Seeking out penny shares to buy isn’t at the top of most investors’ priorities right now. As we’ve seen, these small-cap stocks are among the most volatile when markers shake. Their smaller size and limited financial resources often makes them more vulnerable when economic conditions worsen.
Still, for long-term investors, market choppiness can provide a great dip buying opportunity. When conditions improve, earnings at many penny stocks can surge, launching their share prices higher.
Here are three sub-£1 shares I think demand a serious look today.
Michelmersh Brick
It’s not a shock to see Michelmersh Brick (LSE:MBH) shares tumbling. The prospect of rising interest rates is severe as surging oil prices drive inflation. In this climate, demand for new houses could topple.
Yet I think Michelmersh’s 14% share price drop over the past month merits attention. The company now trades on a rock-bottom price-to-earnings (P/E) ratio of 8.4 times.
Make no mistake, the long-term outlook for newbuild demand remains as robust as ever. Industry consultancy Marrons believes 5.4m more homes will be needed in England alone by 2040 to keep up with the booming population. In this climate, brick demand could rocket. Michelmersh is well placed to capitalise on this upswing — it manufactures 125m bricks a year.
Panthera Resources
Gold miner Panthera Resources (LSE:PAT) has dropped 13% in value over the last month. It’s tracked precious metals prices lower as the US dollar has strengthened. A rising buck makes it less cost-effective to buy and hold USD-denominated assets.
I’m confident that gold prices will rebound, however, as the geopolitical landscape becomes more volatile. Adding in fears over global growth, rising inflation, and the long-term direction of the dollar, I’m expecting bullion to rebound strongly as it did earlier in 2026.

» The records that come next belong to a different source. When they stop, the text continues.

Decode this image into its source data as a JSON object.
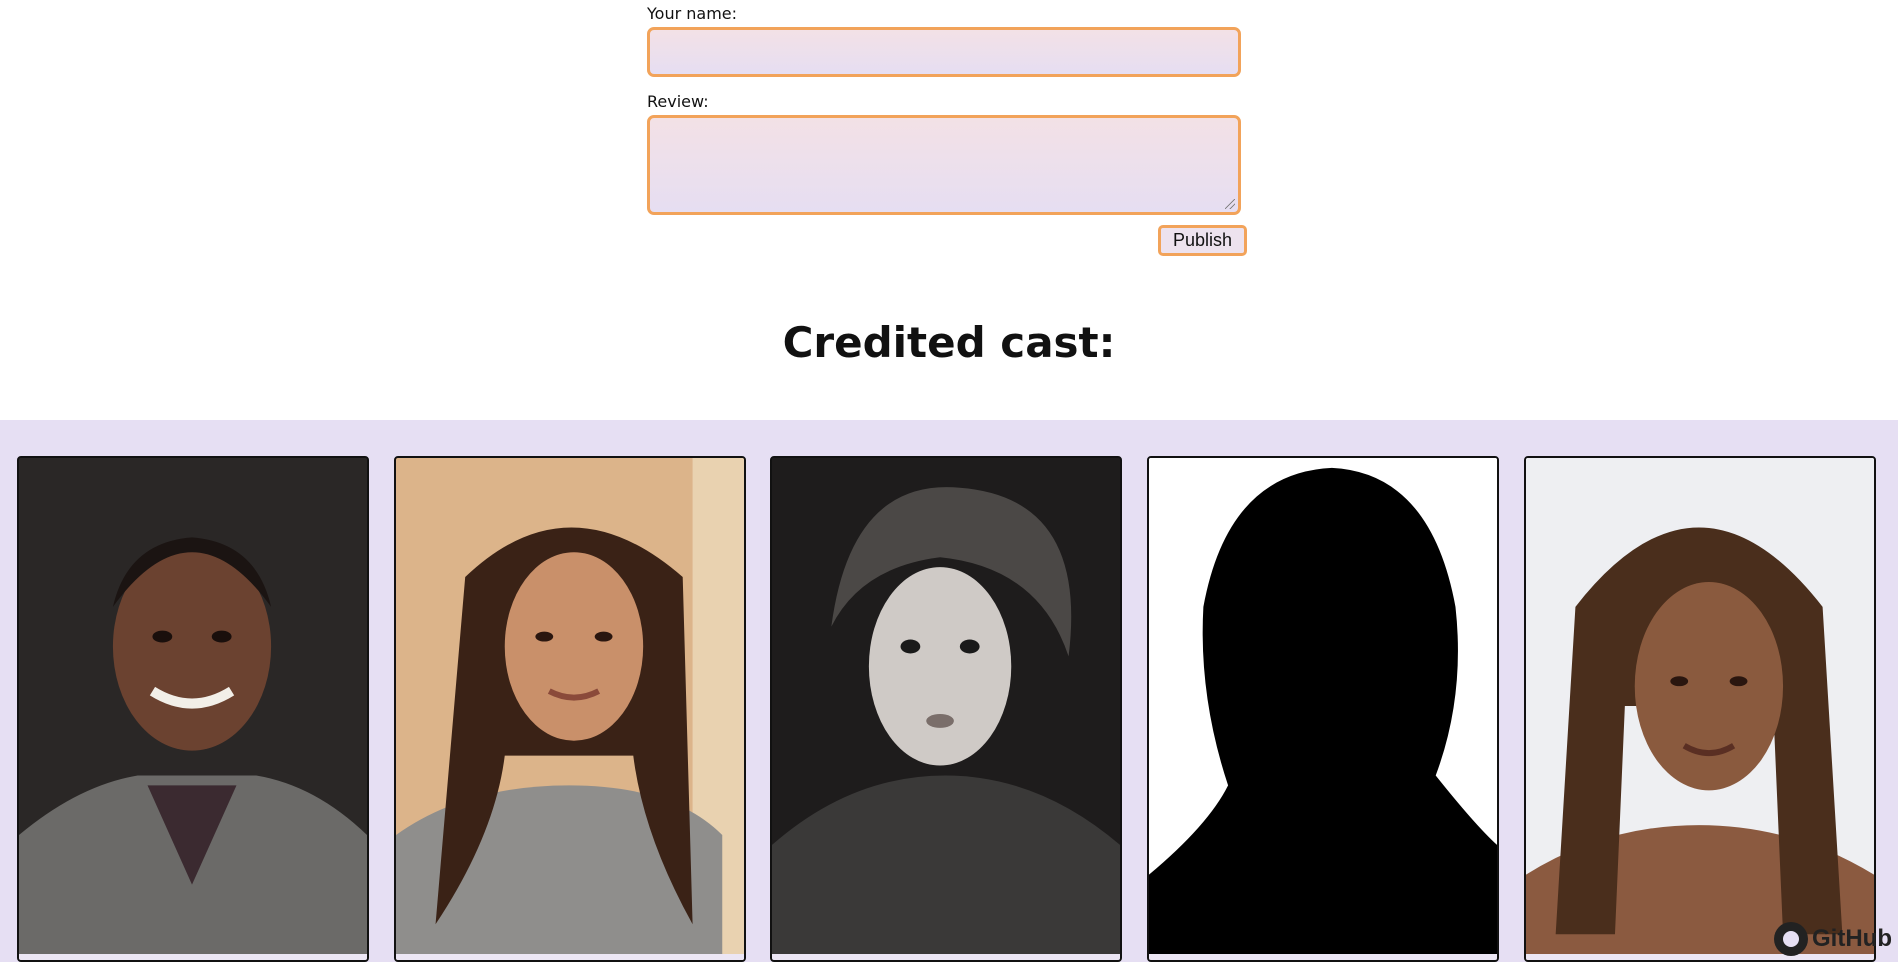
{
  "form": {
    "name_label": "Your name:",
    "name_value": "",
    "review_label": "Review:",
    "review_value": "",
    "publish_label": "Publish"
  },
  "cast": {
    "heading": "Credited cast:",
    "members": [
      {
        "photo": "portrait-man-grey-blazer"
      },
      {
        "photo": "portrait-woman-wavy-hair"
      },
      {
        "photo": "portrait-young-man-bw"
      },
      {
        "photo": "silhouette-placeholder"
      },
      {
        "photo": "portrait-young-woman-dreadlocks"
      }
    ]
  },
  "footer": {
    "github_label": "GitHub"
  },
  "colors": {
    "accent_border": "#f2a35a",
    "field_fill_top": "#f3e1e6",
    "field_fill_bottom": "#e6def2",
    "cast_band": "#e6dff3"
  }
}
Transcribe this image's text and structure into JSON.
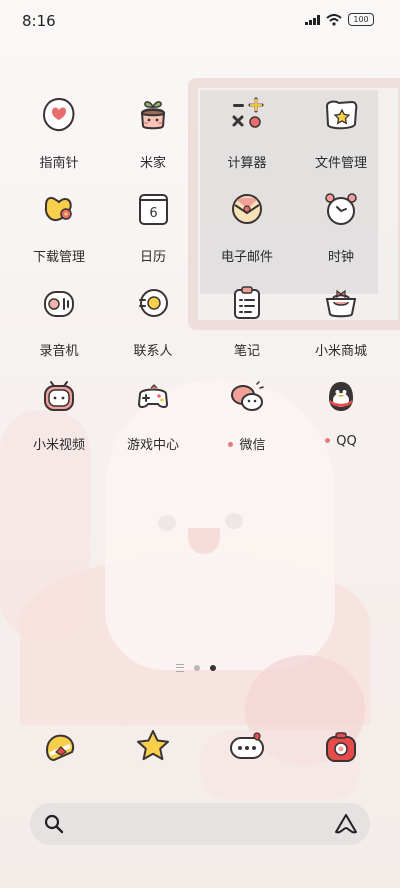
{
  "status": {
    "time": "8:16",
    "battery": "100"
  },
  "apps": [
    {
      "label": "指南针",
      "icon": "compass-icon",
      "dot": false
    },
    {
      "label": "米家",
      "icon": "mijia-icon",
      "dot": false
    },
    {
      "label": "计算器",
      "icon": "calculator-icon",
      "dot": false
    },
    {
      "label": "文件管理",
      "icon": "file-manager-icon",
      "dot": false
    },
    {
      "label": "下载管理",
      "icon": "download-manager-icon",
      "dot": false
    },
    {
      "label": "日历",
      "icon": "calendar-icon",
      "dot": false
    },
    {
      "label": "电子邮件",
      "icon": "email-icon",
      "dot": false
    },
    {
      "label": "时钟",
      "icon": "clock-icon",
      "dot": false
    },
    {
      "label": "录音机",
      "icon": "recorder-icon",
      "dot": false
    },
    {
      "label": "联系人",
      "icon": "contacts-icon",
      "dot": false
    },
    {
      "label": "笔记",
      "icon": "notes-icon",
      "dot": false
    },
    {
      "label": "小米商城",
      "icon": "mi-store-icon",
      "dot": false
    },
    {
      "label": "小米视频",
      "icon": "mi-video-icon",
      "dot": false
    },
    {
      "label": "游戏中心",
      "icon": "game-center-icon",
      "dot": false
    },
    {
      "label": "微信",
      "icon": "wechat-icon",
      "dot": true
    },
    {
      "label": "QQ",
      "icon": "qq-icon",
      "dot": true
    }
  ],
  "calendar_day": "6",
  "dock": [
    {
      "icon": "phone-icon"
    },
    {
      "icon": "gallery-icon"
    },
    {
      "icon": "messages-icon"
    },
    {
      "icon": "camera-icon"
    }
  ],
  "search": {
    "left_icon": "search-icon",
    "right_icon": "assistant-icon"
  },
  "pager": {
    "pages": 2,
    "active": 2
  },
  "colors": {
    "accent": "#e47b7b",
    "text": "#2b2b2b",
    "outline": "#3a3333"
  }
}
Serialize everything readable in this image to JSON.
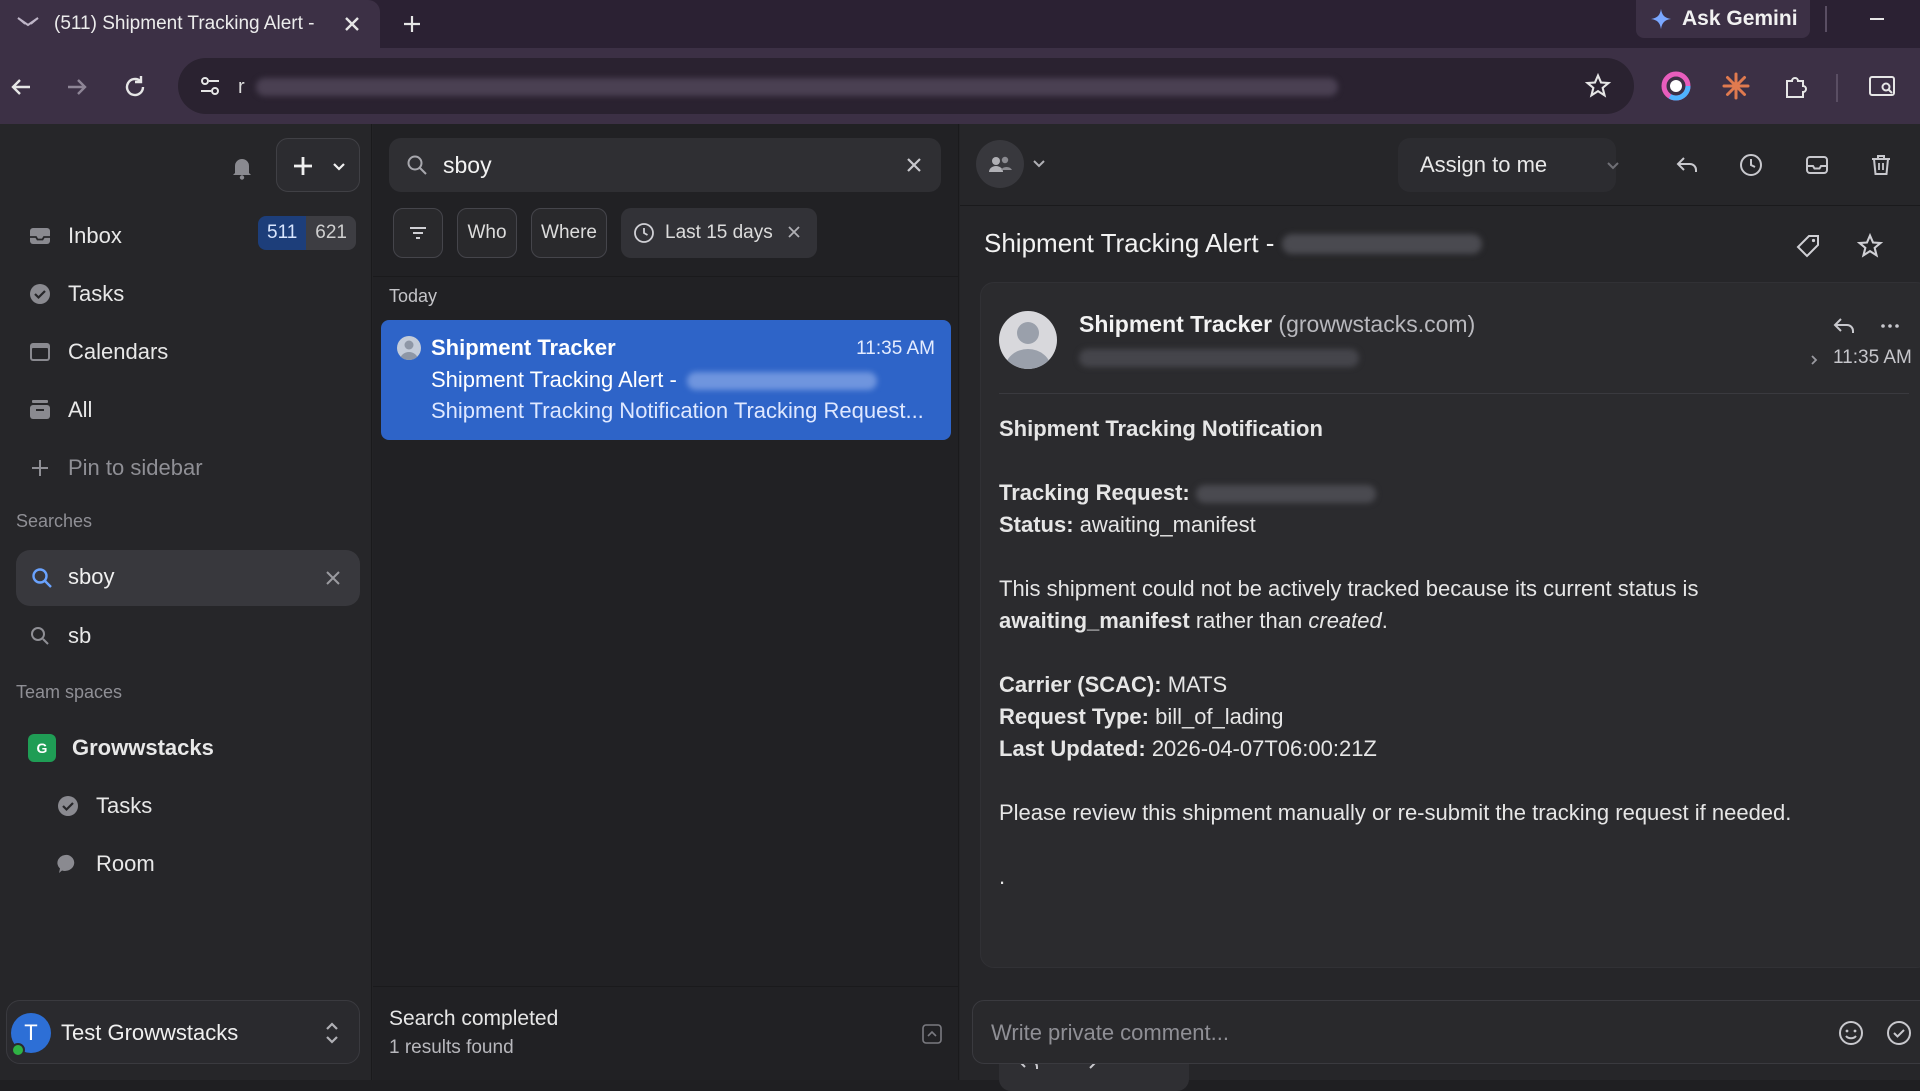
{
  "browser": {
    "tab_title": "(511) Shipment Tracking Alert -",
    "url_prefix": "r",
    "ask_gemini": "Ask Gemini"
  },
  "sidebar": {
    "nav": [
      {
        "label": "Inbox",
        "icon": "inbox-icon"
      },
      {
        "label": "Tasks",
        "icon": "check-circle-icon"
      },
      {
        "label": "Calendars",
        "icon": "calendar-icon"
      },
      {
        "label": "All",
        "icon": "stack-icon"
      }
    ],
    "inbox_unread": "511",
    "inbox_total": "621",
    "pin_label": "Pin to sidebar",
    "searches_heading": "Searches",
    "searches": [
      "sboy",
      "sb"
    ],
    "team_spaces_heading": "Team spaces",
    "team": {
      "name": "Growwstacks",
      "badge": "G",
      "children": [
        {
          "label": "Tasks",
          "icon": "check-circle-icon"
        },
        {
          "label": "Room",
          "icon": "chat-bubble-icon"
        }
      ]
    },
    "user": {
      "initial": "T",
      "name": "Test Growwstacks"
    }
  },
  "list": {
    "search_value": "sboy",
    "filters": {
      "who": "Who",
      "where": "Where",
      "date": "Last 15 days"
    },
    "group_label": "Today",
    "messages": [
      {
        "sender": "Shipment Tracker",
        "time": "11:35 AM",
        "subject": "Shipment Tracking Alert -",
        "preview": "Shipment Tracking Notification Tracking Request..."
      }
    ],
    "status_title": "Search completed",
    "status_count": "1 results found"
  },
  "reader": {
    "assign_label": "Assign to me",
    "subject": "Shipment Tracking Alert -",
    "from_name": "Shipment Tracker",
    "from_domain": "(growwstacks.com)",
    "time": "11:35 AM",
    "body": {
      "heading": "Shipment Tracking Notification",
      "tracking_request_label": "Tracking Request:",
      "status_label": "Status:",
      "status_value": "awaiting_manifest",
      "explain_prefix": "This shipment could not be actively tracked because its current status is",
      "explain_bold": "awaiting_manifest",
      "explain_mid": "rather than",
      "explain_italic": "created",
      "explain_end": ".",
      "carrier_label": "Carrier (SCAC):",
      "carrier_value": "MATS",
      "request_type_label": "Request Type:",
      "request_type_value": "bill_of_lading",
      "last_updated_label": "Last Updated:",
      "last_updated_value": "2026-04-07T06:00:21Z",
      "closing": "Please review this shipment manually or re-submit the tracking request if needed.",
      "trailing": "."
    },
    "comment_placeholder": "Write private comment..."
  },
  "colors": {
    "accent": "#2e64c8",
    "browser_frame": "#3c3045",
    "online": "#2fb344",
    "team_badge": "#1f9d55"
  }
}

Investors have plenty of junior gold miners to choose from. I like Panthera because of the quality of its African mining projects. In January, the company said its Kalaka project in Mali has an exploration target of 3m to 5m ounces of gold. That was up from its earlier estimates of roughly 3m ounces.
Brave Bison
Brave Bison (LSE:BBSN) shares have plunged 8% over the last month. They’ve dropped not only due to broader risk aversion as the Middle East crisis rolls on. Like other tech stocks, the company’s slumped over fears artificial intelligence (AI) will hammer its growth prospects.
This penny share makes and distributes online video content. It’s easy, then, to see how it could be impacted if AI takes off as some predict. Time will tell how far AI disrupts Brave Bison’s operations, though the company sees it as an opportunity and is embracing AI tools itself to drive growth. So far trading remains strong, and revenues here leapt 57% in 2025.
Today the firm trades on a P/E-to-growth (PEG) ratio of 0.2. That’s below the value benchmark of one, and makes the company — like those other penny shares — worth serious consideration.